In reaching its decision, the Court noted that the agreement would have prevented the employee from soliciting any of the employer's customers who had done business with the employer during the preceding 12-month period even if the customer was no longer doing business with the employer.  The Court also determined that the non-solicitation covenant would have applied even if the employer was unable to demonstrate that the former employee actually used the information but merely had access to it.  For this reason, the Court eventually determined the employment agreement's non-solicitation provision to be an invalid non-competition provision under §16600.

While the trade secret protection exception of §16600 remains in-tact, companies wishing to protect their trade secret customer account information via employment agreements or some other contract should take precautions to ensure that restrictions upon the use of any such information are narrowly tailored.

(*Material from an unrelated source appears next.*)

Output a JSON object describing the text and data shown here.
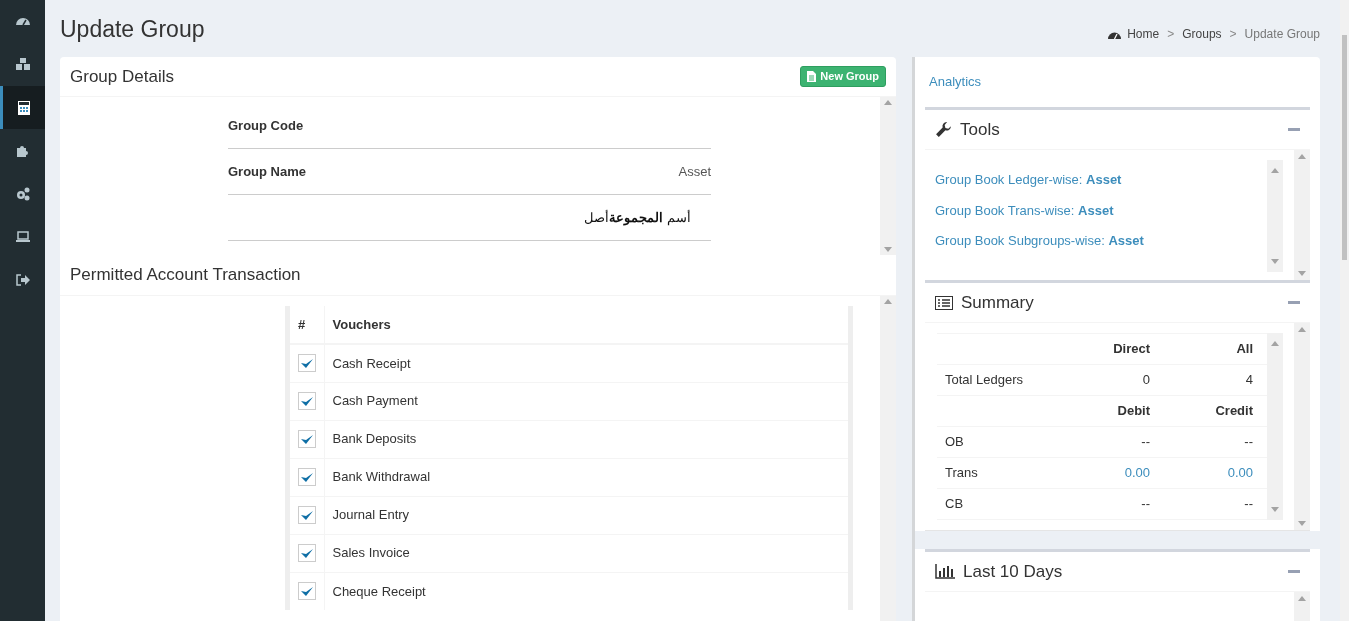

As an initial matter, since the purpose is to protect the information's confidentiality and not to prevent the former employee from pursuing a lawful trade or profession, these restrictions should be drafted as non-disclosure (as opposed to non-solicitation) provisions.  As an additional precaution, employment agreements should contain an express acknowledgement by the employee that the information is confidential and that the restrictions are strictly necessary to protect the information's secrecy.  Lastly, employers should also obtain the employee's acknowledgement that restrictions contained in the employment agreement would not prevent the employee from pursuing a lawful trade or profession.

In other words, even after Sunbelt Rentals, Inc. v. Victor, a properly-drafted employment agreement is still an employer's first and best line of defense against the misappropriation of its trade secrets and proprietary customer account information.